STJ decide que pensão alimentícia vitalícia pode ser encerrada após mudança na situação da ex-esposa

A Terceira Turma do Superior Tribunal de Justiça (STJ) decidiu, por unanimidade, que uma pensão alimentícia definida como vitalícia em escritura pública pode ser revisada ou encerrada quando houver mudança nas circunstâncias que justificaram o pagamento. A decisão, relatada pelo ministro Ricardo Villas Bôas Cueva, manteve o entendimento do Tribunal de Justiça do Paraná (TJ-PR).

O caso envolve um homem que pagava à ex-esposa o equivalente a 25% de seus rendimentos desde o divórcio, há mais de seis anos. Embora a escritura pública previsse o pagamento por tempo indeterminado, o ex-marido pediu à Justiça a dispensa da obrigação diante da mudança na condição financeira da mulher.

O TJ-PR afastou a pensão em dinheiro, mas manteve a obrigação de arcar com outras despesas da ex-esposa, entre elas o plano de saúde. A mulher recorreu ao STJ sustentando que o caráter vitalício estabelecido na escritura impediria a revisão ou extinção da verba. A Terceira Turma rejeitou o argumento.

Natureza assistencial da obrigação alimentar

Para o colegiado, o fato de a obrigação ter sido estabelecida por acordo entre as partes não retira sua submissão às normas do Código Civil, que permitem modificar ou extinguir a pensão quando ocorre alteração nas condições que justificaram sua concessão.

O relator, ministro Ricardo Villas Bôas Cueva, explicou que ex-cônjuges podem definir por acordo os efeitos patrimoniais do fim do casamento. Essa autonomia, entretanto, não elimina as regras específicas que disciplinam a obrigação alimentar. Segundo o ministro, a pensão possui natureza assistencial e permanece vinculada aos critérios legais de necessidade, possibilidade e proporcionalidade. Por isso, mesmo quando estabelecida em escritura pública e sem prazo determinado, a obrigação pode ser revista ou encerrada diante de uma mudança relevante na realidade das partes.

Cueva destacou que o Código Civil prevê hipóteses para revisão e exoneração dos alimentos. Dessa forma, a força do acordo firmado entre os ex-cônjuges não é suficiente para impedir que a Justiça examine se ainda existem motivos para a manutenção da prestação.

No processo, o tribunal de origem considerou relevantes as condições profissionais e financeiras da mulher. Ela havia retomado atividades remuneradas, possuía outras fontes de renda e não apresentou evidências de incapacidade permanente para trabalhar.

Distinção em relação a verbas compensatórias

O STJ também diferenciou a situação de pagamentos que tenham natureza compensatória ou indenizatória.
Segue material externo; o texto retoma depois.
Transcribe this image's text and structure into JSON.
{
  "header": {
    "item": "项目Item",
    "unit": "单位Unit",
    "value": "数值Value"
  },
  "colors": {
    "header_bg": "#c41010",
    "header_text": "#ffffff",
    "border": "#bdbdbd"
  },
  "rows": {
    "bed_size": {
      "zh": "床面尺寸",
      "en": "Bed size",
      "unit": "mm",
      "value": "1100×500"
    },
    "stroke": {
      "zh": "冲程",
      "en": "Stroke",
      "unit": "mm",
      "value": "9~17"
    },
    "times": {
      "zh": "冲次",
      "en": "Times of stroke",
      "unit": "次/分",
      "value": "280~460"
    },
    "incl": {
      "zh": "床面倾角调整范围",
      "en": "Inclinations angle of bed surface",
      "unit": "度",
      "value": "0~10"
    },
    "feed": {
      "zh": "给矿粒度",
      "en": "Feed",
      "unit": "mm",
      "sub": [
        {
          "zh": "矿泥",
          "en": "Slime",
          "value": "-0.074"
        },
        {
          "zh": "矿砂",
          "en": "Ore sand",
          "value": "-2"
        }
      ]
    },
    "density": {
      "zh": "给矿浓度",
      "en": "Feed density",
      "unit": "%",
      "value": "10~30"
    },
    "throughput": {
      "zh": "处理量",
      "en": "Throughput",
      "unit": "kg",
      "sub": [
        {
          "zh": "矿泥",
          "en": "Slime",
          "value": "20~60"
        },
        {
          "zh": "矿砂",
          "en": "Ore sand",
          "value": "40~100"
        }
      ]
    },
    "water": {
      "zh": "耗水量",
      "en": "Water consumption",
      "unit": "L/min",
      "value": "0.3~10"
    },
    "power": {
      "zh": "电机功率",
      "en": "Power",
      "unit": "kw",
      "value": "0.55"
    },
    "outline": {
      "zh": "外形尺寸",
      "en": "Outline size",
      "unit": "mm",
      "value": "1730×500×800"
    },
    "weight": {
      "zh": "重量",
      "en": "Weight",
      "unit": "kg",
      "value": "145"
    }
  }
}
Nesses casos, prestações periódicas podem estar relacionadas à divisão de patrimônio ou à compensação decorrente do divórcio, o que não ocorreu no processo analisado.

Conforme registrado pelo TJ-PR, a verba recebida pela mulher tinha como finalidade garantir sua subsistência. Não havia indicação de que o pagamento tivesse sido criado como mecanismo de compensação patrimonial pela dissolução do casamento. Outro fator considerado foi a situação patrimonial formada após o divórcio. O imóvel pertencente ao casal foi vendido e o valor obtido com a negociação foi dividido entre os dois.

Além disso, a ex-esposa recebeu uma indenização trabalhista de valor elevado em razão de sua atuação como professora universitária. Para o relator, esse conjunto de circunstâncias afastou a existência de um desequilíbrio patrimonial que justificasse a continuidade da pensão em dinheiro.

Ao concluir o julgamento, Cueva considerou adequada a exoneração da pensão porque a mulher tinha qualificação profissional, exercia atividade remunerada, contava com outras fontes de renda e não havia demonstrado incapacidade permanente para o trabalho. O ministro também levou em consideração o período transcorrido desde o divórcio e o pagamento da pensão, que já durava mais de seis anos.

A decisão não significa que toda pensão estabelecida como vitalícia possa ser automaticamente encerrada. O processo depende das circunstâncias específicas de cada caso e da permanência dos requisitos que justificaram a obrigação alimentar.

O documento tramita sob segredo de Justiça e, por isso, seu número não foi divulgado. Com a decisão unânime da Terceira Turma, ficou mantida a exoneração da pensão em dinheiro, permanecendo as demais despesas que haviam sido atribuídas ao ex-marido.